Rohin Shah comments on AXRP Episode 10 - AI’s Future and Impacts with Katja Grace

Rohin Shah 28 Jul 2021 17:56 UTC
LW: 6 AF: 4
AF
Planned summary for the Alignment Newsletter:
This podcast goes over various strands of research from [AI Impacts](https://aiimpacts.org/), including lots of work that I either haven’t covered or have covered only briefly in this newsletter:
**AI Impacts’ methodology.** AI Impacts aims to advance the state of knowledge about AI and AI risk by recursively decomposing important high-level questions and claims into subquestions and subclaims, until reaching a question that can be relatively easily answered by gathering data. They generally aim to provide new facts or arguments that people haven’t considered before, rather than arguing about how existing arguments should be interpreted or weighted.
**Timelines.** AI Impacts is perhaps most famous for its [survey of AI experts](https://arxiv.org/abs/1705.08807) on timelines till high-level machine intelligence (HLMI). The author’s main takeaway is that people give very inconsistent answers and there are huge effects based on how you frame the question. For example:
1. If you estimate timelines by asking questions like “when will there be a 50% chance of HLMI”, you’ll get timelines a decade earlier than if you estimate by asking questions like “what is the chance of HLMI in 2030”.
2. If you ask about when AI will outperform humans at all tasks, you get an estimate of ~2061, but if you ask when all occupations will be automated, you get an estimate of ~2136.
3. People whose undergraduate studies were in Asia estimated ~2046, while those in North America estimated ~2090.

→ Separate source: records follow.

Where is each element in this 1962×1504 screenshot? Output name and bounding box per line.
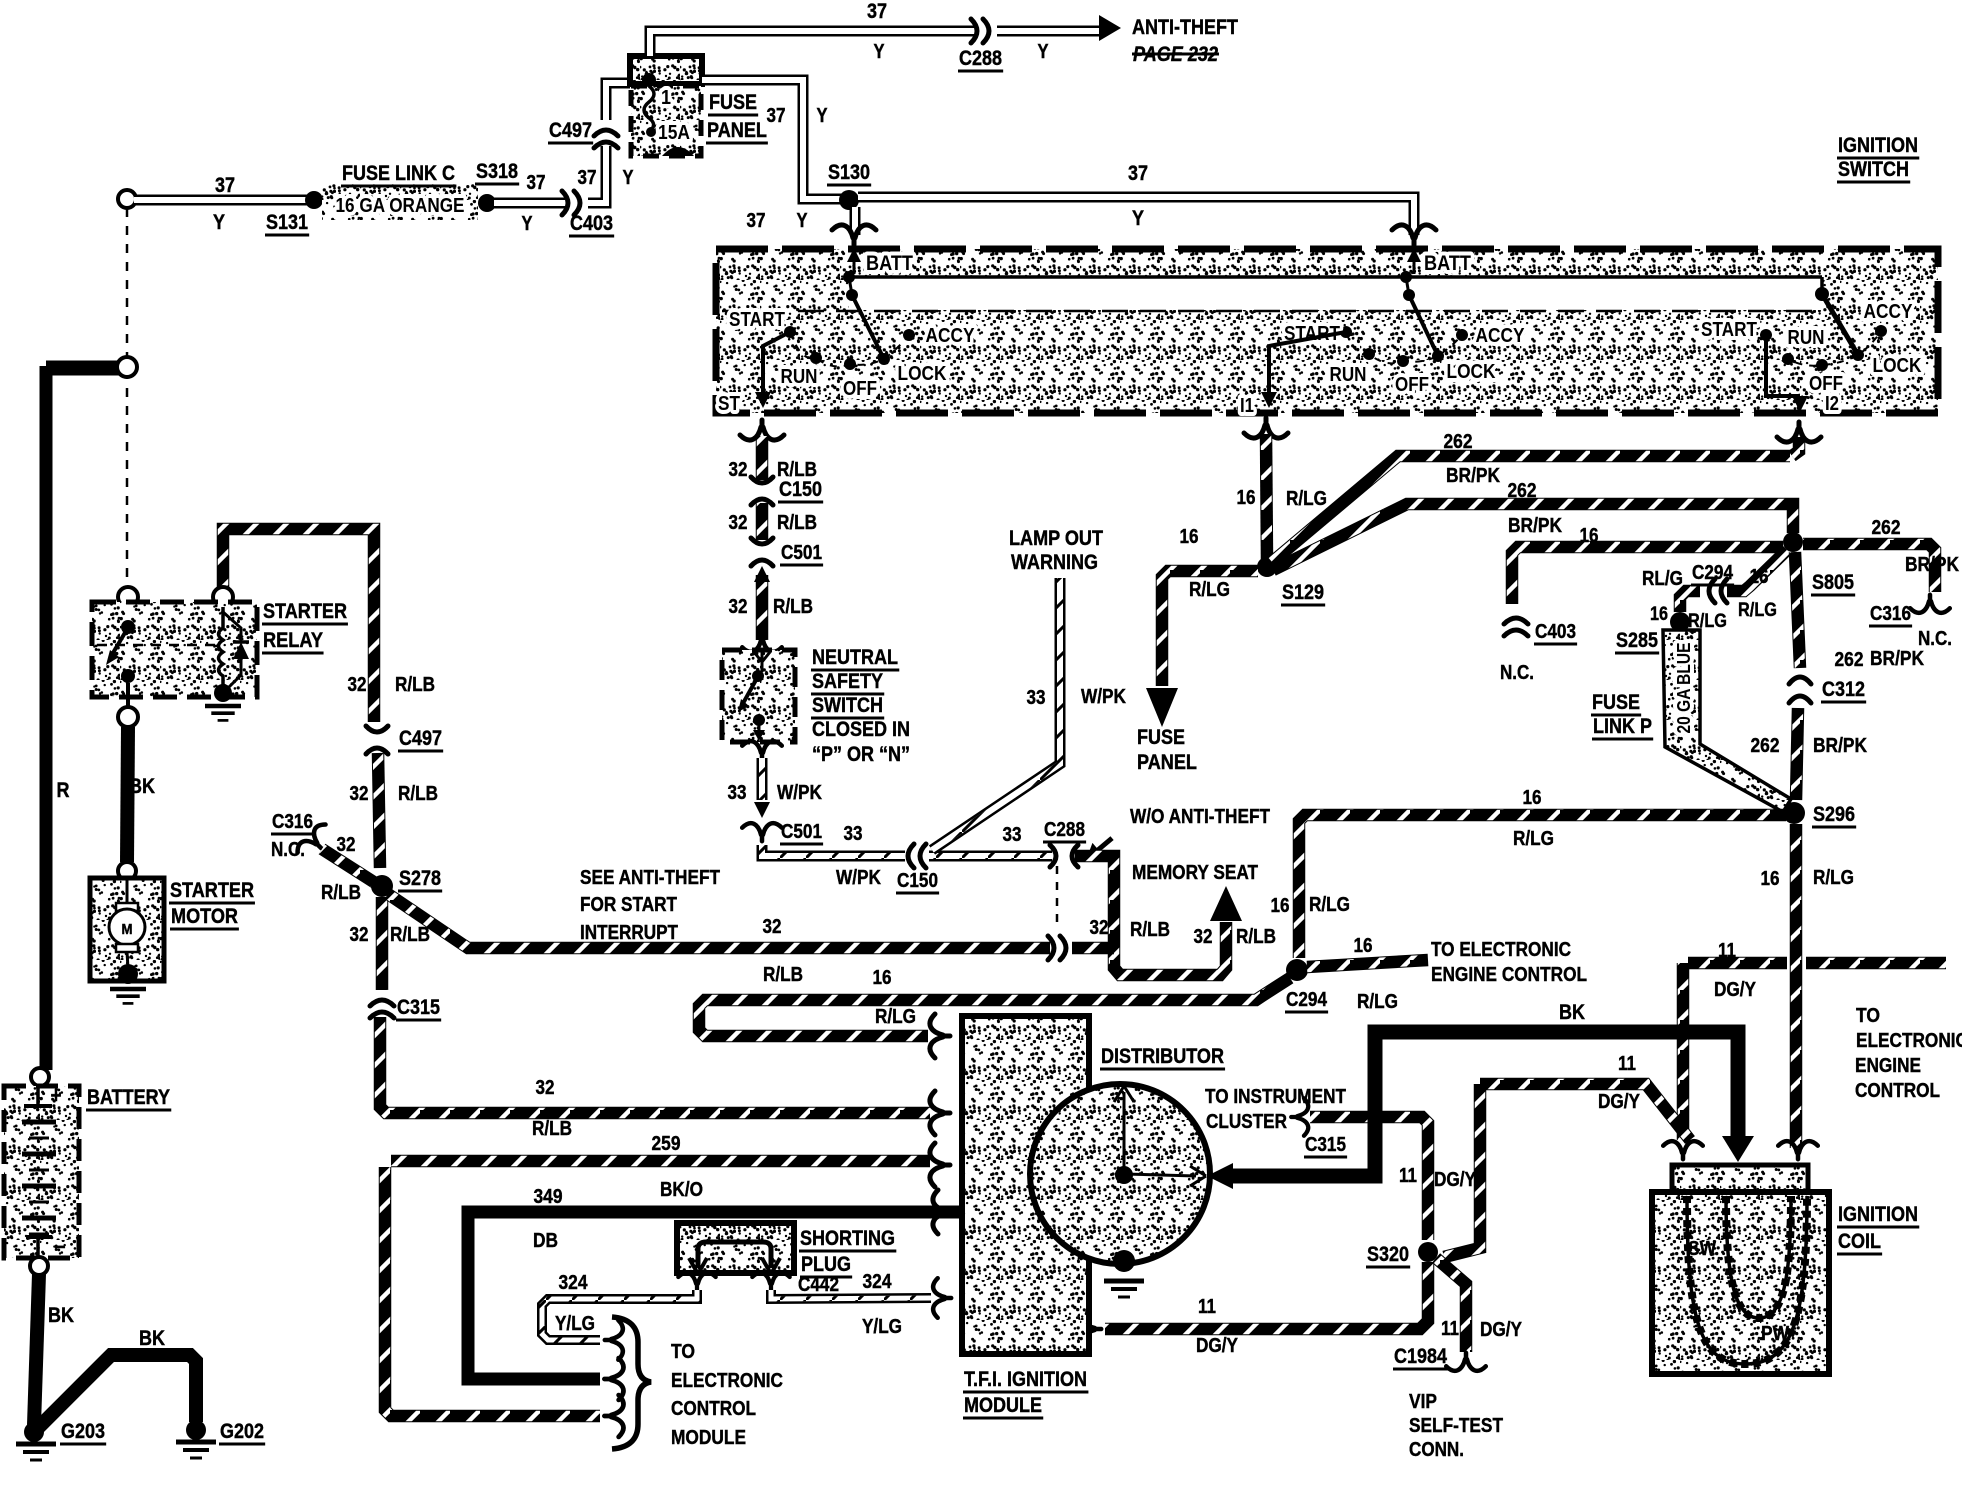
label 32 [1194,926,1213,948]
label 16 [1523,787,1542,809]
svg-text:C316: C316 [272,811,313,833]
label Y/LG [555,1313,595,1335]
connector C150 inline [908,844,926,868]
svg-text:ST: ST [718,393,740,415]
fuse panel bus box [630,56,702,84]
label PW [1761,1323,1789,1345]
svg-text:BR/PK: BR/PK [1905,554,1959,576]
svg-text:–: – [55,1233,66,1258]
connector C288 [971,19,989,43]
svg-text:T.F.I. IGNITION: T.F.I. IGNITION [964,1368,1087,1391]
BK arrow into coil [1722,1136,1754,1162]
svg-text:DG/Y: DG/Y [1480,1319,1523,1341]
svg-text:FOR START: FOR START [580,894,677,916]
svg-text:33: 33 [728,782,747,804]
wire 37 Y S130 down [850,207,861,235]
label STARTER [262,600,348,624]
ignition switch dashed line [722,310,1820,313]
svg-text:324: 324 [863,1271,893,1293]
svg-text:C501: C501 [781,821,822,843]
switch pivot dot [846,289,858,301]
svg-text:G202: G202 [220,1420,264,1443]
svg-text:C1984: C1984 [1394,1345,1447,1368]
label VIP [1409,1391,1437,1413]
fork to ECM Y/LG [605,1320,623,1360]
label LOCK [898,363,947,385]
label R/LG [1309,894,1350,916]
svg-text:DISTRIBUTOR: DISTRIBUTOR [1101,1045,1224,1068]
svg-text:32: 32 [350,924,369,946]
svg-text:S131: S131 [266,211,308,234]
svg-text:BR/PK: BR/PK [1870,648,1924,670]
wire 32 R/LB [376,897,389,990]
wire R cable top [46,361,120,376]
svg-text:20 GA BLUE: 20 GA BLUE [1674,643,1694,734]
svg-text:C497: C497 [549,119,592,142]
label SEE ANTI-THEFT [580,867,720,889]
splice S131 [305,191,323,209]
label C294 [1691,562,1734,585]
svg-text:PANEL: PANEL [1137,751,1197,774]
svg-text:32: 32 [337,834,356,856]
wire 32 R/LB [756,575,769,640]
label COIL [1837,1230,1882,1254]
splice S285 [1670,612,1690,632]
label 324 [863,1271,893,1293]
svg-text:33: 33 [1003,824,1022,846]
fork to ECM DB [604,1358,623,1400]
svg-text:MEMORY SEAT: MEMORY SEAT [1132,862,1258,884]
svg-text:C501: C501 [781,542,822,564]
label 32 [729,459,748,481]
svg-text:ENGINE CONTROL: ENGINE CONTROL [1431,964,1587,986]
ground G202 [176,1442,216,1458]
svg-text:C288: C288 [959,47,1002,70]
svg-text:324: 324 [559,1272,589,1294]
dashed bypass [1056,866,1059,929]
svg-text:16: 16 [873,967,892,989]
svg-text:262: 262 [1872,517,1901,539]
label SAFETY [811,670,884,694]
svg-text:TO: TO [671,1341,695,1363]
label 11 [1399,1165,1417,1187]
svg-text:32: 32 [350,783,369,805]
svg-text:37: 37 [1128,162,1148,185]
label BK [1559,1001,1585,1024]
label &#8211; [55,1233,66,1258]
label BK [48,1304,74,1327]
label R/LG [1286,488,1327,510]
svg-text:G203: G203 [61,1420,105,1443]
svg-text:C316: C316 [1870,603,1911,625]
svg-text:32: 32 [763,916,782,938]
svg-text:LAMP OUT: LAMP OUT [1009,527,1103,550]
label CONTROL [1855,1080,1940,1102]
label 32 [337,834,356,856]
label DG/Y [1196,1335,1239,1357]
label 324 [559,1272,589,1294]
wire 37 Y fuse panel to S130 [702,80,845,199]
label R/LB [763,964,803,986]
wire 16 R/LG [1790,824,1803,1148]
label C501 [780,542,823,565]
svg-text:“P” OR “N”: “P” OR “N” [812,743,910,766]
label 37 [867,0,887,23]
svg-text:C403: C403 [570,212,613,235]
label S278 [398,867,442,891]
corner dot [1815,287,1829,301]
label PANEL [706,119,768,143]
battery + terminal [31,1068,49,1086]
label 259 [652,1133,681,1155]
fork below NSS [742,741,782,759]
wire 262 BR/PK to C316 [1803,544,1935,592]
svg-text:Y: Y [1132,207,1144,230]
label ANTI-THEFT [1132,16,1238,39]
fuse panel arrow [1146,688,1178,727]
svg-text:W/PK: W/PK [836,867,881,889]
wire 16 R/LG long [1299,815,1786,958]
wire BK thick [1229,1032,1738,1176]
svg-text:RELAY: RELAY [263,629,323,652]
wire 11 DG/Y module to S320 [1105,1262,1428,1329]
svg-text:OFF: OFF [1809,373,1843,395]
switch arc [790,332,909,366]
label 32 [729,596,748,618]
label R/LG [875,1006,916,1028]
svg-text:R/LB: R/LB [390,924,430,946]
switch feed dot [1400,271,1412,283]
label 32 [350,783,369,805]
BATT terminal fork [832,225,876,245]
label R/LB [390,924,430,946]
svg-text:16: 16 [1580,525,1599,547]
module fork DG/Y [1083,1309,1101,1349]
svg-text:DG/Y: DG/Y [1598,1091,1641,1113]
relay output terminal [118,707,138,727]
label G202 [219,1420,265,1444]
svg-text:37: 37 [578,167,597,189]
label LINK P [1592,715,1653,739]
svg-text:R/LB: R/LB [532,1118,572,1140]
label SWITCH [811,694,884,718]
svg-text:M: M [122,921,133,938]
contact OFF [844,358,856,370]
connector C497 [366,726,388,754]
label 11 [1441,1318,1459,1340]
svg-text:FUSE: FUSE [1592,691,1640,714]
label N.C. [1500,662,1534,684]
svg-text:TO INSTRUMENT: TO INSTRUMENT [1205,1086,1346,1108]
wire 16 RL/G to C403 [1512,547,1783,604]
label 37 [1128,162,1148,185]
label ACCY [1476,325,1526,347]
wire 16 R/LG [1266,434,1267,560]
label C150 [778,478,823,502]
svg-text:Y: Y [522,213,534,235]
battery box [4,1086,79,1258]
svg-text:32: 32 [1090,917,1109,939]
wire 32 R/LB [756,436,769,480]
BK arrow into distributor [1207,1163,1233,1189]
label 16 [1650,604,1668,625]
label MOTOR [170,905,239,929]
connector C501 lower [742,823,782,841]
svg-text:C442: C442 [798,1274,839,1296]
label 32 [1090,917,1109,939]
label INTERRUPT [580,922,678,944]
svg-text:ELECTRONIC: ELECTRONIC [1856,1030,1962,1052]
svg-text:33: 33 [844,823,863,845]
svg-text:SWITCH: SWITCH [1838,158,1909,181]
svg-text:S320: S320 [1367,1243,1409,1266]
connector C497 [594,130,618,148]
svg-text:32: 32 [348,674,367,696]
svg-text:37: 37 [527,172,546,194]
svg-text:16: 16 [1523,787,1542,809]
fuse panel fuse area [631,86,701,156]
label 16 [873,967,892,989]
label M [122,921,133,938]
label DG/Y [1480,1319,1523,1341]
svg-text:R/LG: R/LG [1513,828,1554,850]
svg-text:ANTI-THEFT: ANTI-THEFT [1132,16,1238,39]
label 16 GA ORANGE [336,195,465,217]
label BK [129,775,155,798]
label ACCY [926,325,976,347]
label 33 [1003,824,1022,846]
label BATT [1424,252,1471,275]
svg-text:BK: BK [48,1304,74,1327]
svg-text:Y: Y [797,210,809,232]
label 16 [1580,525,1599,547]
svg-text:S278: S278 [399,867,441,890]
dashed link [126,208,129,588]
svg-text:262: 262 [1751,735,1780,757]
module fork R/LG [930,1014,950,1058]
module fork BK/O [930,1143,950,1187]
contact ACCY3 [1875,325,1887,337]
wire BK relay to motor [127,727,128,862]
label ACCY [1864,301,1914,323]
svg-text:CLOSED IN: CLOSED IN [812,718,910,741]
label RELAY [262,629,324,653]
svg-text:16: 16 [1237,487,1256,509]
svg-text:S318: S318 [476,160,518,183]
svg-text:C497: C497 [399,727,442,750]
label S130 [827,161,871,185]
svg-text:PW: PW [1761,1323,1789,1345]
svg-text:16: 16 [1354,935,1373,957]
label W/PK [777,782,822,804]
motor ground dot [118,964,138,984]
svg-text:SELF-TEST: SELF-TEST [1409,1415,1503,1437]
svg-text:16: 16 [1761,868,1780,890]
splice C294 [1286,959,1308,981]
label RUN [1330,364,1367,386]
switch pivot dot [1403,289,1415,301]
svg-text:IGNITION: IGNITION [1838,1203,1918,1226]
label CONTROL [671,1398,756,1420]
motor terminal [118,862,136,880]
wire 11 DG/Y stub left [1688,957,1787,970]
svg-text:C312: C312 [1822,678,1865,701]
svg-text:START: START [729,309,785,331]
fork to ECM 259 [604,1395,623,1437]
label I2 [1825,393,1839,415]
label I1 [1240,395,1254,417]
label BATT [866,252,913,275]
arrow to anti-theft [1099,15,1121,41]
label 16 [1237,487,1256,509]
svg-text:DG/Y: DG/Y [1714,979,1757,1001]
connector C288 inline [1050,845,1078,867]
label 33 [728,782,747,804]
neutral safety switch box [722,650,795,742]
svg-text:33: 33 [1027,687,1046,709]
fuse link P bar [1663,630,1791,812]
label R/LB [777,512,817,534]
label Y/LG [862,1316,902,1338]
fork C316 N.C. [1910,595,1950,613]
label C315 [396,996,441,1020]
label C288 [1043,819,1086,842]
label 37 [527,172,546,194]
label 16 [1180,526,1199,548]
label 262 [1444,431,1473,453]
svg-text:R/LB: R/LB [1236,926,1276,948]
distributor [1030,1084,1210,1272]
shorting plug box [677,1223,794,1273]
svg-text:R/LG: R/LG [1357,991,1398,1013]
svg-text:11: 11 [1718,940,1736,962]
ground G202 dot [186,1420,206,1440]
label Y [623,167,635,189]
label 349 [534,1186,563,1208]
label START [1284,323,1340,345]
splice S130 [839,190,859,210]
label 32 [350,924,369,946]
wire 11 DG/Y from C315 [1310,1117,1428,1240]
switch blade [1406,277,1438,356]
svg-text:NEUTRAL: NEUTRAL [812,646,898,669]
starter motor box [90,878,164,981]
svg-text:ACCY: ACCY [1476,325,1526,347]
svg-text:BATTERY: BATTERY [87,1086,170,1109]
wire 32 R/LB to C316 [322,849,380,886]
wire 32 R/LB start interrupt [388,894,1050,948]
label C501 [780,821,823,844]
svg-text:S285: S285 [1616,629,1658,652]
switch 3 arc [1766,331,1881,366]
svg-text:R/LB: R/LB [1130,919,1170,941]
svg-text:W/O ANTI-THEFT: W/O ANTI-THEFT [1130,806,1270,828]
label S805 [1811,571,1855,595]
up arrow [754,566,770,582]
wire 259 BK/O down [385,1167,600,1416]
label BR/PK [1508,515,1562,537]
label TO [671,1341,695,1363]
label Y [797,210,809,232]
label ST [718,393,740,415]
svg-text:32: 32 [729,596,748,618]
label R/LB [398,783,438,805]
label 11 [1718,940,1736,962]
label R/LB [321,882,361,904]
fork C316 N.C. [294,821,335,862]
wire 32 R/LB [756,503,769,540]
svg-text:R/LB: R/LB [773,596,813,618]
label R/LG [1813,867,1854,889]
label Y [522,213,534,235]
svg-text:Y: Y [817,105,829,127]
svg-text:16: 16 [1750,566,1769,588]
wire 11 DG/Y down [1677,963,1690,1140]
label PLUG [800,1253,852,1277]
distributor ground [1104,1281,1144,1297]
svg-text:37: 37 [767,105,786,127]
svg-text:START: START [1701,319,1757,341]
label SELF-TEST [1409,1415,1503,1437]
svg-text:BR/PK: BR/PK [1508,515,1562,537]
switch 3 blade [1822,294,1858,355]
label ENGINE CONTROL [1431,964,1587,986]
label C150 [896,870,939,893]
label + [51,1083,62,1108]
label OFF [843,378,877,400]
label C288 [958,47,1003,71]
label T.F.I. IGNITION [963,1368,1088,1392]
label C294 [1285,989,1328,1012]
wire 33 W/PK [757,758,768,800]
relay diode [223,612,249,688]
svg-text:TO ELECTRONIC: TO ELECTRONIC [1431,939,1571,961]
svg-text:262: 262 [1444,431,1473,453]
label RUN [1788,327,1825,349]
svg-text:R/LB: R/LB [763,964,803,986]
label G203 [60,1420,106,1444]
svg-text:11: 11 [1441,1318,1459,1340]
module fork Y/LG [933,1278,951,1318]
label R/LG [1738,600,1777,621]
label DG/Y [1714,979,1757,1001]
ignition switch feed line [849,275,1822,279]
svg-text:BK: BK [1559,1001,1585,1024]
wire 32 R/LB [378,753,380,868]
splice S805 [1783,532,1803,552]
label Y [1132,207,1144,230]
connector C312 [1789,677,1811,703]
wire BK battery to ground [34,1274,39,1425]
wire Y to arrow [997,26,1104,37]
label 33 [1027,687,1046,709]
svg-text:R/LG: R/LG [1189,579,1230,601]
svg-text:R/LG: R/LG [1286,488,1327,510]
label Y [874,41,886,63]
wire 33 W/PK [929,851,1052,862]
label DG/Y [1434,1169,1477,1191]
I2 fork [1777,422,1821,442]
svg-text:R/LG: R/LG [1738,600,1777,621]
contact OFF3 [1816,359,1828,371]
svg-text:S129: S129 [1282,581,1324,604]
switch feed dot [843,271,855,283]
relay coil ground dot [214,684,232,702]
svg-text:OFF: OFF [1395,374,1429,396]
label BR/PK [1813,735,1867,757]
svg-text:DG/Y: DG/Y [1434,1169,1477,1191]
svg-text:OFF: OFF [843,378,877,400]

The survey also found that the median probability of outcomes approximately as bad as extinction was 5%, which the author found surprisingly high for people working in the field.
**Takeoff speeds.** A common disagreement in the AI alignment community is whether there will be a discontinuous “jump” in capabilities at some point. AI Impacts has three lines of work investigating this topic:
1. Checking how long it typically takes to go from “amateur human” to “expert human”. For example, it took about [3 years](https://aiimpacts.org/time-for-ai-to-cross-the-human-performance-range-in-imagenet-image-classification/) for image classification on ImageNet, [38 years](https://aiimpacts.org/time-for-ai-to-cross-the-human-range-in-english-draughts/) on checkers, [21 years](https://aiimpacts.org/time-for-ai-to-cross-the-human-range-in-starcraft/) for StarCraft, [30 years](https://aiimpacts.org/time-for-ai-to-cross-the-human-performance-range-in-go/) for Go, [30 years](https://aiimpacts.org/time-for-ai-to-cross-the-human-performance-range-in-chess/) for chess, and ~3000 years for clock stability (how well you can measure the passage of time).
2. Checking <@how often particular technologies have undergone discontinuities in the past@>(@Discontinuous progress in history: an update@). A (still uncertain) takeaway would be that discontinuities are the kind of thing that legitimately happen sometimes, but they don’t happen so frequently that you should expect them, and you should have a pretty low prior on a discontinuity happening at some specific level of progress.
3. Detailing [arguments](https://aiimpacts.org/likelihood-of-discontinuous-progress-around-the-development-of-agi/) for and against discontinuous progress in AI.
**Arguments for AI risk, and counterarguments.** The author has also spent some time thinking about how strong the arguments for AI risk are, and has focused on a few areas:
1. Will superhuman AI systems actually be able to far outpace humans, such that they could take over the world? In particular, it seems like humans can use non-agentic tools to help keep up.
2. Maybe the AI systems we build won’t have goals, and so the argument from [instrumental subgoals](https://selfawaresystems.files.wordpress.com/2008/01/ai_drives_final.pdf) won’t apply.
3. Even if the AI systems do have goals, they may have human-compatible goals (especially since people will be explicitly trying to do this).
4. The AI systems may not destroy everything: for example, they might instead simply trade with humans, and use their own resources to pursue their goals while leaving humans alone.